Ben fand noch mehrere Seiten im Internet über dieses gespenstische Schloss. Er sagte:

"Wir müssen ja nicht im Schloss übernachten, es gibt da einige Hotels und Pensionen und für ein paar Tage können wir da bestimmt unterkommen." Ikarus erklärte mit seiner tiefen Stimme:

"Also ich will mir dieses Schloss schon genau ansehen, vielleicht gibt es da wirkliche Vampire und wenn man dort übernachten kann, dann will ich dort bleiben."

"Na gut", sagte ich, "irgendwie werden wir schon unterkommen", aber ich glaube, der Weg ist ziemlich weit. Ben antwortete:

"In zwei Tagen ist es leicht zu schaffen."
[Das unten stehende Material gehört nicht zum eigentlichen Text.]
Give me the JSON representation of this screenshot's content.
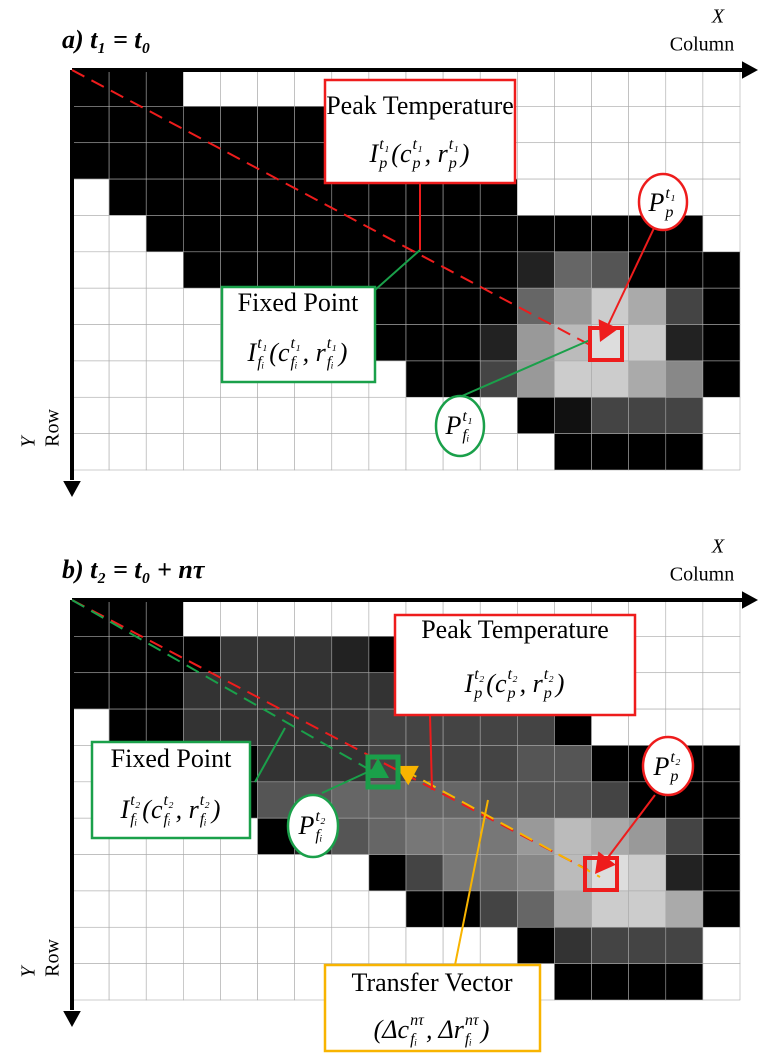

"Wir haben ja keine Eile, und wenn wir unterwegs sind und es gefällt uns irgendwo besonders gut, bleiben wir einfach einen Tag!", sagte ich. Denn eigentlich fürchtete ich mich vor der Begegnung mit meiner Vampirverwandschaft, konnte das aber meinen Freunden nicht erklären. Sie waren sowieso skeptisch und wenn ich mich selbst schon fürchten würde, dann wäre es vielleicht vorbei mit der Begeisterung, mich zu begleiten. Um sie noch weiter zu motivieren, sagte ich:

"Niemand von euch wird sich Gedanken über die Kosten machen müssen, ich werde alles für euch übernehmen." Plötzlich waren alle Augen auf mich gerichtet. Ikarus fand als erster wieder Worte:

"Willst du damit sagen, dass du so viel Geld hast, dass es dir egal ist, was diese Reise kostet?" Ich nickte nur bedeutungsvoll, ich konnte ihnen ja schlecht sagen, dass das Sparbuch, das ich erhalten hatte einen mehr als siebenstelligen Betrag auswies. Damit war ich für meine Begriffe wirklich reich und konnte mir alles leisten, was ich wollte. Der Mercedes, den ich bestellt hatte, würde nur ein kleines Loch in mein Budget reißen. Ich konnte mir selbst noch nicht wirklich vorstellen, was ich mit dem ganzen Geld anfangen sollte. Meine Eltern hatten regelmäßig Überweisungen auf dieses Konto vorgenommen und im Laufe der Jahre war durch die Zinsen dieser große Betrag entstanden. Doch das wollte ich meinen Freunden auf keinen Fall verraten, da ihre Fantasie sonst mit ihnen durchgehen würde.